Great and Holy Saturday

THE ICON OF THE DESCENT INTO HADES

The traditional icon used by the Church on the feast of Easter is an icon of Holy Saturday: the descent of Christ into Hades. It is a painting of theology, for no one has ever seen this event. It depicts Christ, radiant in hues of white and blue, standing on the shattered gates of Hades. With arms outstretched He is joining hands with Adam and all the other Old Testament righteous whom He has found there. He leads them from the kingdom of death. By His death He tramples death.

Today Hades cries out groaning:

“I should not have accepted the Man born of Mary.
“He came and destroyed my power.
“He shattered the gates of brass.
“As God, He raised the souls I had held captive.”

Glory to Thy cross and resurrection, O Lord!

(Vesperal Liturgy of Holy Saturday)

THE VESPERAL LITURGY

The Vespers of Holy Saturday inaugurates the Paschal celebration, for the liturgical cycle of the day always begins in the evening. In the past, this service constituted the first part of the great Paschal vigil during which the catechumens were baptized in the “baptisterion” and led in procession back into the church for participation in their first Divine Liturgy, the Paschal Eucharist.
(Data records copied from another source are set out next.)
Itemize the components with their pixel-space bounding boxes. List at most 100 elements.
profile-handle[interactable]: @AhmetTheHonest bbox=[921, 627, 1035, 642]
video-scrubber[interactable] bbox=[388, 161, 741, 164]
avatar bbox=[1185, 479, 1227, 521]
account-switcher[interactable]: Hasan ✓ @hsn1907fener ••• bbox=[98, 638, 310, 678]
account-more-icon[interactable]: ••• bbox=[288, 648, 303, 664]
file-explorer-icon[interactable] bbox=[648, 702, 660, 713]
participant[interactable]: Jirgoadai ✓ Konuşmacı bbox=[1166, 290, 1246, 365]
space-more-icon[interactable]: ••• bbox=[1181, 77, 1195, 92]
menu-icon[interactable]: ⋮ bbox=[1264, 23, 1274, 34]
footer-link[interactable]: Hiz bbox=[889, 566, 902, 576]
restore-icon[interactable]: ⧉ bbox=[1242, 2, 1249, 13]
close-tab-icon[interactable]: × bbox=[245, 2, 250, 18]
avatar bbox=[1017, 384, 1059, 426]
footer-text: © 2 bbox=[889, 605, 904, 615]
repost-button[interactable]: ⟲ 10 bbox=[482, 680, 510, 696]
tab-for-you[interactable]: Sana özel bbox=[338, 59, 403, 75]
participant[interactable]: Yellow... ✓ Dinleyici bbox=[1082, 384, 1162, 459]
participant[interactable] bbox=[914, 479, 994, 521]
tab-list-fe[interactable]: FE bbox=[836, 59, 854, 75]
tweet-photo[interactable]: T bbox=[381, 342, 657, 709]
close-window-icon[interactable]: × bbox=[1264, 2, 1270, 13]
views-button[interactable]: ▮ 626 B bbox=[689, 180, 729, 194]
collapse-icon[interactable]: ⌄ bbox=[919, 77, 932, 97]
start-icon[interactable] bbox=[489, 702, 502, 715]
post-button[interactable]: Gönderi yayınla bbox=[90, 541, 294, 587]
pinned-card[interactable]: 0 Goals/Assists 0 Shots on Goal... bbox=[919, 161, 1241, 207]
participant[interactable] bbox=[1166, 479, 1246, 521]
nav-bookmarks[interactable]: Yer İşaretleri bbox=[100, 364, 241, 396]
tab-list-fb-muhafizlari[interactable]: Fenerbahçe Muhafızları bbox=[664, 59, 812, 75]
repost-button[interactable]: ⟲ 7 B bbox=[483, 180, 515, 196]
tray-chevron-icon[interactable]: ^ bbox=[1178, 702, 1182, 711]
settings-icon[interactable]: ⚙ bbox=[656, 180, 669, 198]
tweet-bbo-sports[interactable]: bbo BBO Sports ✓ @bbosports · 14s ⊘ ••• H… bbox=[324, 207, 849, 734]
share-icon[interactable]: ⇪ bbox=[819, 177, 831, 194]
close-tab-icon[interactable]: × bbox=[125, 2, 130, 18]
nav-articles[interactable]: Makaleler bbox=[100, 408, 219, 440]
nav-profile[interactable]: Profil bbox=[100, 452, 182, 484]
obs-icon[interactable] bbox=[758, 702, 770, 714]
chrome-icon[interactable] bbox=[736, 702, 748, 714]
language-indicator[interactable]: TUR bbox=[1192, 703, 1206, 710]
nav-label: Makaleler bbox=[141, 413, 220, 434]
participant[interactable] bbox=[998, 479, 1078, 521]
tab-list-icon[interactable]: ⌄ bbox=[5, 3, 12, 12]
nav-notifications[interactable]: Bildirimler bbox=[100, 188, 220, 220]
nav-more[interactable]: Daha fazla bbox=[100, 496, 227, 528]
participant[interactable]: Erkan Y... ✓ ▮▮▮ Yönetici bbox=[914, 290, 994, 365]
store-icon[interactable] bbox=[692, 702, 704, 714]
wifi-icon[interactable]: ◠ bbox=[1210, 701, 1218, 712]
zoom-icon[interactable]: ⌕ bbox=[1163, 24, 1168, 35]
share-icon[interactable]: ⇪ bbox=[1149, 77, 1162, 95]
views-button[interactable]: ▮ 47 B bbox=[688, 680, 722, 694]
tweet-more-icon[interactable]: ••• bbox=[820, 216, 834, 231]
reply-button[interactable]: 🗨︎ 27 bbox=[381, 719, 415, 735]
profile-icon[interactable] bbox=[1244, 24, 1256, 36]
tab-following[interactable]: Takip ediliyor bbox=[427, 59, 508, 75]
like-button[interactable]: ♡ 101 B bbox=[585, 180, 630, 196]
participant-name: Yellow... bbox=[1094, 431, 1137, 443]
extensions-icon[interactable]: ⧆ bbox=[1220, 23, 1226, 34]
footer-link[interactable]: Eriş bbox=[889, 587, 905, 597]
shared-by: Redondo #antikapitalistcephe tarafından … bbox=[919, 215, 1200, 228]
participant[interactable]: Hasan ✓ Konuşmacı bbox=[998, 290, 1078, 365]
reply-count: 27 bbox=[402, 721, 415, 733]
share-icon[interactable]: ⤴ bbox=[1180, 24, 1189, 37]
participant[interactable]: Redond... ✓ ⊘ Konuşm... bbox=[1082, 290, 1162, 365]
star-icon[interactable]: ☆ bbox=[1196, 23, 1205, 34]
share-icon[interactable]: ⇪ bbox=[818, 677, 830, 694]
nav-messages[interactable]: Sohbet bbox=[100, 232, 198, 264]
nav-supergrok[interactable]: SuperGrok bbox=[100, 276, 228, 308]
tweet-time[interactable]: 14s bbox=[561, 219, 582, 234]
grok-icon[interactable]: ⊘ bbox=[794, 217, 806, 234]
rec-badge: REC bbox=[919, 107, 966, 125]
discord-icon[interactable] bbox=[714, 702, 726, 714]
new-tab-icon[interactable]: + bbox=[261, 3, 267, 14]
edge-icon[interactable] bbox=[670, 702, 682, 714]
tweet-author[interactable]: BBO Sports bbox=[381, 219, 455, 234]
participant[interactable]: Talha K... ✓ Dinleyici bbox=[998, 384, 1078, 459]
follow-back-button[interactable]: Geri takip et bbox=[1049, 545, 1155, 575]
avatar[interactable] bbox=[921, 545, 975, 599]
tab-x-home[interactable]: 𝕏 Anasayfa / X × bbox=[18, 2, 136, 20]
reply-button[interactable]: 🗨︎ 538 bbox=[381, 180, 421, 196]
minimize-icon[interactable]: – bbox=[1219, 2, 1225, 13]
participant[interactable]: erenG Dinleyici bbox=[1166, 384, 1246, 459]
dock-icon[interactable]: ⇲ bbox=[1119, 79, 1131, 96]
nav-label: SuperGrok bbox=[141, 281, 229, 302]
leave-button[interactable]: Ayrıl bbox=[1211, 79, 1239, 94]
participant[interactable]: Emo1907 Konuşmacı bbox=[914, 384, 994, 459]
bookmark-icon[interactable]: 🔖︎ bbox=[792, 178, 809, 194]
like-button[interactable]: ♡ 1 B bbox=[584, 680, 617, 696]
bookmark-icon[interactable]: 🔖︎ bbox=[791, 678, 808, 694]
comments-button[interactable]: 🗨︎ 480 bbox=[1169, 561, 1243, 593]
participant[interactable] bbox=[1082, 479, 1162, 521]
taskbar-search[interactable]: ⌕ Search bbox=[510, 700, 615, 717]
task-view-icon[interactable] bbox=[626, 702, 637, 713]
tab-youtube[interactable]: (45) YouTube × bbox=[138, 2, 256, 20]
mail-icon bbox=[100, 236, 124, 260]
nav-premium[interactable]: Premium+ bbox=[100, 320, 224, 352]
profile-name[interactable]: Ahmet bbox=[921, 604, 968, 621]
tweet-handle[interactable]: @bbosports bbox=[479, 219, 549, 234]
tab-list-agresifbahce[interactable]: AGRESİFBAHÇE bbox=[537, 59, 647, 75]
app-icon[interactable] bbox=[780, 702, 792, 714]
Later, with the number of catechumens increasing, the first baptismal part of the Paschal celebration was disconnected from the liturgy of the Paschal night and formed our pre-paschal service: Vespers and the Divine Liturgy of St. Basil the Great which follows it. It still keeps all the marks of the early celebration of Pascha as baptismal feast and that of Baptism as Paschal sacrament (death and resurrection with Jesus Christ — Romans 6).

On “Lord I call” the Sunday Resurrectional stichira of tone 1 are sung, followed by the special stichiras of Holy Saturday, which stress the death of Christ as descent into Hades, the region of death, for its destruction. But the pivotal point of the service occurs after the Entrance, when fifteen lessons from the Old Testament are read, all centered on the promise of the Resurrection, all glorifying the ultimate Victory of God, prophesied in the victorious Song of Moses after the crossing of the Red Sea (“Let us sing to the Lord for gloriously has He been glorified”), the salvation of Jonah, and that of the three youths in the furnace.